Heaven and angels. The agile ability of my brain to signal relaxation and peace to muscles and tissue.

Death that brings life.

Life that opens wide.

There are things too wonderful for me to know; and yet there is a presence, a beauty, and I catch a slight taste, a fleeting glimpse.

Strength and life and truth and a force for good; salvation and redemption and hope held high.

This life is such a gift, and there is more to come.

Soaking in gratitude, with a whispered 'amen'...


5 comments:

Lori said...

My dear Beth, this is a beautiful post... in fact it is one helluva post. please don't ever discount your writing as being pointless or having no meaning... as it meant very much to me, because I can relate to what you are saying, so will others. Not one thing that comes from your heart, your soul, your inner being is ever pointless... or lacks meaning. It's all beauty and grace. Because that's what you are.
thank you for writing this... yes the veil is transparently thin.

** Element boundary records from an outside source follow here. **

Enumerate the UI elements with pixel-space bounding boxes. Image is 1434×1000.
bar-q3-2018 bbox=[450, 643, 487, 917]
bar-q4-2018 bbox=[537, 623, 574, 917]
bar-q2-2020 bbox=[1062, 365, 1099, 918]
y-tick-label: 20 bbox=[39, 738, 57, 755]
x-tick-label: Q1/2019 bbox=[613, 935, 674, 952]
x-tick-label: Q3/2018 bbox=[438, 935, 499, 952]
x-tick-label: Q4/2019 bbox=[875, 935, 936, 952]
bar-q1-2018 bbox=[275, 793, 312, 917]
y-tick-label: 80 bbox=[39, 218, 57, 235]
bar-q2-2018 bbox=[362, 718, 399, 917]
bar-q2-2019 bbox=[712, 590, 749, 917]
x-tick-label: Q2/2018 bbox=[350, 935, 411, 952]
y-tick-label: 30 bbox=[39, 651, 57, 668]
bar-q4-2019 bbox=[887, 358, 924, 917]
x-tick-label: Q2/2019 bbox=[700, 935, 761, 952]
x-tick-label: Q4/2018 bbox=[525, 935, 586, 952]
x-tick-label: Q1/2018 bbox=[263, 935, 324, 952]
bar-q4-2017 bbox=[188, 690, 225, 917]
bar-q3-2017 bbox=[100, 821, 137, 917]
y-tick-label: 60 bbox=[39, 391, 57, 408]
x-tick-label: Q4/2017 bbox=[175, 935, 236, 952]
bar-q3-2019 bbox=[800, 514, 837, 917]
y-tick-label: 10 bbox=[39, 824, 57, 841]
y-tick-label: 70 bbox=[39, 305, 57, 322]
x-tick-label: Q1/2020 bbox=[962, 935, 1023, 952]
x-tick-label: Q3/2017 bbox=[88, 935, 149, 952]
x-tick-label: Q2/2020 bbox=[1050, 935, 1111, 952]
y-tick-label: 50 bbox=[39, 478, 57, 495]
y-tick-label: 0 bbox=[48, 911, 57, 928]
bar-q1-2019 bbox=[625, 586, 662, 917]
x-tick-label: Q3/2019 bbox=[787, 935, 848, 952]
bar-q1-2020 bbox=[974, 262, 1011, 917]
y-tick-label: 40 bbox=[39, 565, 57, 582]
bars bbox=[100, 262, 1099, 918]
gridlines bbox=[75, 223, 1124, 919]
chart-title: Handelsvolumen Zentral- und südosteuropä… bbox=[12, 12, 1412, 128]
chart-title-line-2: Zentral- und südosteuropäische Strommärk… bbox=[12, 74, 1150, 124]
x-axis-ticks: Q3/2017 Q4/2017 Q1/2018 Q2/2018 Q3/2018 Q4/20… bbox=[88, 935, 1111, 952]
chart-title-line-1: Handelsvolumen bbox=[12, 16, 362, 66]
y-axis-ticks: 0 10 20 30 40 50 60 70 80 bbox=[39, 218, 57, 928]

Audrey Hatcher Woodhams said...

I read this yesterday...thought it would apply...

FROM CS LEWIS TO FLORENCE (MICHAL) WILLIAMS, the widow of Charles Williams: A letter of condolence.

22 May 1945

...I feel, in my degree, as you do. My friendship is not ended. His death has had the very unexpected effect of making death itself look quite different. I believe in the next life ten times more strongly than I did. At moments it seems almost tangible. Mr. Dyson, on the day of the funeral, summed up what many of us felt, ‘It is not blasphemous’, he said ‘To believe that what was true of Our Lord is, in its less degree, true of all who are in Him. They go away in order to be with us in a new way, even closer than before.’ A month ago I would have called this silly sentiment. Now I know better. He seems, in some indefinable way, to be all around us now. I do not doubt he is doing and will do for us all sorts of things he could not have done while in the body. Of course this expects no answer. God bless you.

annie said...

I love this, Beth. I think (and wonder) often about those who have gone on before, and how it seems they are still here with me (and how have all those others perhaps shaped me?). I do feel their presence.

I had been meditating sort of regularly and had gotten away from it. I remember there were times when, somewhere in the middle of my time, I suddenly wanted to raise my hands as if in praise, I felt so loved. I miss those days. . .

spookyrach said...

Wow, wow, wow. This is so powerful. Thank you!

Princess of Everything (and then some) said...

I get this. Thank you. I miss my daddy but feel like he is here all the time. More than when he was here. I love how you write.